9.1 Glass-Less Two-View Systems

The popularity of 3D movies has broken the ice of the 3D industry and pushed 3D technologies into commercial products and applications including 3D movies, 3D videos, 3D games, and 3D augmented surgery systems. It is not convenient for consumers to watch the 3D contents due to the requirement to wear 3D glasses when using commercially available 3D display devices. Therefore, a glass-less two-view 3D system would relieve this inconvenience. The first glass-less two-view 3D technology, the “parallax barrier” technology, was developed by Frederic E. Ives as early as 1901. It is a general belief that the quality and price of glass 3D display devices would be better than that of glass-less 3D display devices because delivering proper visual information to each eye in open space is a very hard problem. Despite of the cost and technical limitations, glass-less display devices can still be used in several 3D applications including 3D mobile smartphones, 3D portable game consoles, and 3D augmented surgery systems. This is because wearing a pair of 3D glasses may distort the view of objects in the world when smartphones and portable game consoles are used in public and not in a private space.

Stereoscopy delivers respective views of the scene to the left eye and right eye on one single display device. A glass-less two-view 3D display system, which is called autostereoscopy, must be able to deliver stereoscopic content to each eye respectively without wearing pairs of glasses.

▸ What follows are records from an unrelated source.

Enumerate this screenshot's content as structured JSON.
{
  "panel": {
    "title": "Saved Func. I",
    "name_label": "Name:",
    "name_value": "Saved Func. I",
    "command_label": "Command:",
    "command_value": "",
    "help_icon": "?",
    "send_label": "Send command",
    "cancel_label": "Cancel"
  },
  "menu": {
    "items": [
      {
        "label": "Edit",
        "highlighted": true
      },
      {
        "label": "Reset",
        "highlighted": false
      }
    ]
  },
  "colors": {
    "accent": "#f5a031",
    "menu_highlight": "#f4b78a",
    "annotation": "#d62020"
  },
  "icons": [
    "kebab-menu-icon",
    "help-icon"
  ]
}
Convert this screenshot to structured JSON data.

Fundamentally, autostereoscopic technologies can be divided into two categories:

1. Spatially multiplexed systems: each eye sees its respective image or video in different parts of the display device at the same time.
2. Temporally multiplexed systems: each eye sees its respective image or video on the same display device at different moments of time.

Details about autostereoscopy are discussed in Chapter 3. The following will only summarize those commercially available autostereoscopic systems.

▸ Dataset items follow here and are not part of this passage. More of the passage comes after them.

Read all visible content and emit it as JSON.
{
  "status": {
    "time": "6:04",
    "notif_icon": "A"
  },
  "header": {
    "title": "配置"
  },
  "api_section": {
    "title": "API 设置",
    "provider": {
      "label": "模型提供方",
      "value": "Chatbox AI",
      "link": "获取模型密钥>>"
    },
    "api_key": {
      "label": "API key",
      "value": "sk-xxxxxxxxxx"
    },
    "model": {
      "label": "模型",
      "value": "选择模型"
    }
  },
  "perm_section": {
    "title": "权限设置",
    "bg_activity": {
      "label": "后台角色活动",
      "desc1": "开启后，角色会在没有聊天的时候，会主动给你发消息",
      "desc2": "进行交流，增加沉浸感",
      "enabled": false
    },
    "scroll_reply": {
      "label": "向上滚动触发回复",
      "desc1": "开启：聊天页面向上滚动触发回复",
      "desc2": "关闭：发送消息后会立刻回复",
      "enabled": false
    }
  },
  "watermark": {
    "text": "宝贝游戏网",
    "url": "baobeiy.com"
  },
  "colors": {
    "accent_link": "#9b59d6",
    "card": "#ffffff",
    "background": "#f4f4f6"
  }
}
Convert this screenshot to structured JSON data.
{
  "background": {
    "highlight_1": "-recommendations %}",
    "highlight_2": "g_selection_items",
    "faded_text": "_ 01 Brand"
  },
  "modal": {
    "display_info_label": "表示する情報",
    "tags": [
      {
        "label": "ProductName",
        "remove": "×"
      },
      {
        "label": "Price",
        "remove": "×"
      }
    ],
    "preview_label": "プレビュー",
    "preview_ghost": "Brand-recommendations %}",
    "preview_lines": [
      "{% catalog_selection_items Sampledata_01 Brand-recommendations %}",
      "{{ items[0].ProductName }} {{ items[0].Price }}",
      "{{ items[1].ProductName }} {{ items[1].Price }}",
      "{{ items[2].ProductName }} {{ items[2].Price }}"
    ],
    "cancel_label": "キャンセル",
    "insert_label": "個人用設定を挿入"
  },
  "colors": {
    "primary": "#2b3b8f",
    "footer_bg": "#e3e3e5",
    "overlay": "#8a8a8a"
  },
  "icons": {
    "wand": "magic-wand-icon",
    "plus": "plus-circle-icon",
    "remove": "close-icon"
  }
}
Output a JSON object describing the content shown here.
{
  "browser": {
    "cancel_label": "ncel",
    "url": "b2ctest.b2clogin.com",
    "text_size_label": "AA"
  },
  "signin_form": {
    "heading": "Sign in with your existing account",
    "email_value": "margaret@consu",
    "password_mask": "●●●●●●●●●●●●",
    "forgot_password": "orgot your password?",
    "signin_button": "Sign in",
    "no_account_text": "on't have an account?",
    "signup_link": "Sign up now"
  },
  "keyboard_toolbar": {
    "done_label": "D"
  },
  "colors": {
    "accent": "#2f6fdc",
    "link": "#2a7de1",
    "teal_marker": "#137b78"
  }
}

9.1.1 Spatially Multiplexed Systems

Spatially multiplexed devices are widely used for portable 3D devices including Nintendo 3DS and HTC EVO 3D. There are mainly two technologies: parallax barrier and lenticular. The parallax barrier technology depends on a set of barriers to deliver the correct visual information to the left eye and right eye respectively. The lenticular technology depends on a set of micro lens to adjust the angle of lights from the LCD panel to deliver respective visual information to the left eye and right eye. As a result, the parallax barrier technology has better control over the delivery to each eye but the 3D content can only be nicely watched within a small range of viewing angles and from a few plausible viewing positions. Furthermore, the perceived resolution and brightness of the content is low, too. The main advantage of the lenticular technology is the perceived brightness of the content, but the perceived resolution is also low and the amount of perceived artifacts is high. Furthermore, the cost of the lenticular technology is higher than the parallax barrier technology. As a result, smartphones, 3D cameras, and portable game consoles mainly choose the parallax barrier technology to deliver 3D images and videos to users because it is the cheapest autostereoscopic technology to deliver 3D content with acceptable quality. Details of these two technologies are discussed in Chapter 3.

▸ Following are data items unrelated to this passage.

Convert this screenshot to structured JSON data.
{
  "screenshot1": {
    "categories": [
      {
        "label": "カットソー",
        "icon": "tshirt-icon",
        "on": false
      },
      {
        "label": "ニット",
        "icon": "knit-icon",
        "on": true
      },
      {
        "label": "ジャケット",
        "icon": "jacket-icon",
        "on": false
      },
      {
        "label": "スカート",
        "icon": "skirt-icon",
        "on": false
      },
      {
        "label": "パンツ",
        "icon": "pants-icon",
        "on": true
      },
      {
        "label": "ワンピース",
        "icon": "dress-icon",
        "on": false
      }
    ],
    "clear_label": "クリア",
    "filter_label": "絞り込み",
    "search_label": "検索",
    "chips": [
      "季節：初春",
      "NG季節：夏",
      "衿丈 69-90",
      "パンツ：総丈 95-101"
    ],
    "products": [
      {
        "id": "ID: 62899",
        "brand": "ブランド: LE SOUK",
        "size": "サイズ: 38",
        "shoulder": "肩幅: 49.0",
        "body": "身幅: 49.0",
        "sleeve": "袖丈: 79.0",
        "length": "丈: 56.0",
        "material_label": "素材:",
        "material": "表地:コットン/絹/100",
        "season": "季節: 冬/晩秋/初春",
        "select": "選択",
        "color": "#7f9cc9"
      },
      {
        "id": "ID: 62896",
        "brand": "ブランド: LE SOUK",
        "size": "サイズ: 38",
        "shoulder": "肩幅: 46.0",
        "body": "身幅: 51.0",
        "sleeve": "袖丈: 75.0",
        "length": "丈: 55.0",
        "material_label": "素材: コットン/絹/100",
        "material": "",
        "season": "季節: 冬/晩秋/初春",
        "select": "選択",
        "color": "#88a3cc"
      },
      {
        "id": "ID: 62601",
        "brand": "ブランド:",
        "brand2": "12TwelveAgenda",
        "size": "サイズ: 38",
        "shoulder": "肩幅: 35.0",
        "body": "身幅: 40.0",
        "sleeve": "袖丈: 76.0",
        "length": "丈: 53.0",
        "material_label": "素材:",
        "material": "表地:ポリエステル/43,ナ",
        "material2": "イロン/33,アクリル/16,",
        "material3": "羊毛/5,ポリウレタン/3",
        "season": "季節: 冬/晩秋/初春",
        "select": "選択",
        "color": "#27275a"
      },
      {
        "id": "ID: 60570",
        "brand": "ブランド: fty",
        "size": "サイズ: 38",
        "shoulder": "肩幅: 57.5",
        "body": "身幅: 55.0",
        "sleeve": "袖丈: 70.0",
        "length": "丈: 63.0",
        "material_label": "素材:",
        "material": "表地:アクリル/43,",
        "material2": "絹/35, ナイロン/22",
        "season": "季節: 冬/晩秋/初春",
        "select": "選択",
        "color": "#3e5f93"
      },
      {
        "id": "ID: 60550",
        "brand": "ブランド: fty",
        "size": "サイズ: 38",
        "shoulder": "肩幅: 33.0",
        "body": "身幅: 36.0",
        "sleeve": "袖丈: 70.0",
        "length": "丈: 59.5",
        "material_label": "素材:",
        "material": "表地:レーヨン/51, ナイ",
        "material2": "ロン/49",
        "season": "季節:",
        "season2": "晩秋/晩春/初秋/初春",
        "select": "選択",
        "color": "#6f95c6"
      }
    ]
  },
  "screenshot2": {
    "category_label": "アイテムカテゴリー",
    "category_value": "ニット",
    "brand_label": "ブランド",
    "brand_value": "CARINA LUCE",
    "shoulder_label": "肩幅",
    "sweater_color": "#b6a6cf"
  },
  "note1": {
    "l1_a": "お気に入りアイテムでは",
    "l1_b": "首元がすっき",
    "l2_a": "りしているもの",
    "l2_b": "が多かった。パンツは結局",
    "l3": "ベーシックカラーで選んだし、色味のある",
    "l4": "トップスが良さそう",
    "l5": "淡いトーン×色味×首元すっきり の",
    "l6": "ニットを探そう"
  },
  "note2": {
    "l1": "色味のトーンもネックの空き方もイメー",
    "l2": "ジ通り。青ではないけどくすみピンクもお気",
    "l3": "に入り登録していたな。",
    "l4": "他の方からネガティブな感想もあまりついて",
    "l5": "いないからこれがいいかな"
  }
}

9.1.2 Temporally Multiplexed Systems

Active 3D-glass display devices use an LCD panel at a refresh rate of 120 Hz and 240 Hz to deliver correct visual information to one eye by actively and alternately blocking the view of the other eye. Similarly, the temporally multiplexed technology as shown in Figure 9.1 uses two sets of directional backlight sources to deliver the respective visual information to each eye alternately. The set of left-eye light sources are turned on and the set of right-eye light sources are turned off in order to deliver the left-eye visual information. Then, the set of left-eye lights are turned off and the set of right-eye lights are turned on in order to deliver the right-eye visual information. As a result, users can watch 3D images and videos with correct visual information delivered to each eye alternately. The perceived resolution of the content is high for the temporally multiplexed technology but the 3D content can only be comfortably watched within a small range of viewing angles and at a few plausible viewing positions. Furthermore, the perceived brightness and refresh rate of the content is low, too. Generally, the technology is also used mostly on small display devices.

Figure 9.1 This illustrates the concept of a temporally-multiplexed glass-less system. A set of left-eye light sources distribute the respective visual information only to the left eye in one time slot and a set of right-eye light sources distribute the respective visual information only to the right eye in another time slot.